The alien menace doesn’t care where its victims come from, it will eat them regardless. Just what the nature of that menace is I could never quite figure out. As best I could figure, it is some sort of group mind created by the planet’s natives to defend them against some long ago threat. But as superweapons often do, it turned on its masters and wound up consuming all organic matter on the planet. The few remaining natives had found a way of keeping it in check, but the humans, blundering as humans always do, accidentally awaken it, to their considerable peril. I think that’s what’s going on. But don’t hold me to it.
I can’t point to anything particularly wrong with the book. It’s a typical Doctor Who story. I suppose, though, that’s the problem. There’s nothing in the book, save that we’re told so, that marks this as an Eighth Doctor story. Paul McGann only played the Doctor once on television, so his Doctor isn’t easy to characterize. But the writer’s job is to overcome such difficulties. It’s not terrible, it’s not great. It’s mediocre. The Doctor’s had worse adventures and more interesting ones. This one he’s unlikely to remember either way.
This one starts off pretty promising, with a compelling and suspenseful horror story set in a far-away earth colony. Then the Doctor and Sam arrive and somehow the story goes tits up. Perhaps I shouldn't have put the book down for two weeks and then gone back to it, but the second half of the book is a mixture of the metaphorical running through corridors (poor Sam is pretty much dragged to hell and back) and a buildup to a terrible deus ex machina ending that is almost as bad as the giant Ace in "Loving the Alien". One gets the impression that Messingham altered a treatment he had for another science fiction story to include the Eighth Doctor, then wrote half of if two days before the editor's deadline. The result is the equivalent of literary blue balls, with me feeling frustrated at the letdown after such a promising opening. Skip it.
By this stage in the BBC Books range, there were signs the whole thing was starting to run out of steam. With umpteen books set in the future on alien planets, the lack of familiar reference points was starting to drag, and the Doctor/Sam team was badly in need of the shake-up which would come with the introduction of Fitz Kreiner the following month.
‘The Face Eater’, like the books which preceded it, is a solid, well-told story of paranoia at the highest levels of a colonial hierarchy. The thing is, that repetition of similar stories set in similar locations did the range no favours at all – and the fact this is addressed head-on here doesn’t change the lack of imagination which saw so many of these scheduled consecutively.

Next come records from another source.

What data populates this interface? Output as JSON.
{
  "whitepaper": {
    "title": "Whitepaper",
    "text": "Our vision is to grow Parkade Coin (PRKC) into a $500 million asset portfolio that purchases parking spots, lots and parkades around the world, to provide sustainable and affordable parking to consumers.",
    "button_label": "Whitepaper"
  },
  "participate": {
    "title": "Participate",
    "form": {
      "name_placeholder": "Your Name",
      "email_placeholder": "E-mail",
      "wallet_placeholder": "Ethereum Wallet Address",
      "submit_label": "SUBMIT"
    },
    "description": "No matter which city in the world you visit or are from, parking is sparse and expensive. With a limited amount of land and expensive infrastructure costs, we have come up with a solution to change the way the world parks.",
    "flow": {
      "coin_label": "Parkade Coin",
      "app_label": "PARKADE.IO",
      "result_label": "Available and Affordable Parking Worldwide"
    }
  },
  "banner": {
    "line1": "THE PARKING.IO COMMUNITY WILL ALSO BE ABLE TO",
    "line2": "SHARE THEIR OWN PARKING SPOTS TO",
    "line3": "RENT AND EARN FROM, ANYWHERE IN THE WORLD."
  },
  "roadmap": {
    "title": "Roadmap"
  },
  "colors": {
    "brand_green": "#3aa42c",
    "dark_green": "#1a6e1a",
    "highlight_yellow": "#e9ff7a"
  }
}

I have read most of the current doctor who books and these are just very diffrent from each other. For example why is the doctors companion Sam always almost dying. The way each writer writes it into their book is just plain annoying. Yes the present doctors companion gets their selves into troubling situations but Sam cant even cross the street without almost getting hit with a bus. I like the old style of writing they have with the eighth doctors character
The Doctor and Sam land on the first colony on an alien world. There is a string of very unusual murders that need to be solved. It takes a while to get going, but is a nice story even if it has some stereotypical characters. An engaging read, though I do wonder how much more Sam can take. A good read.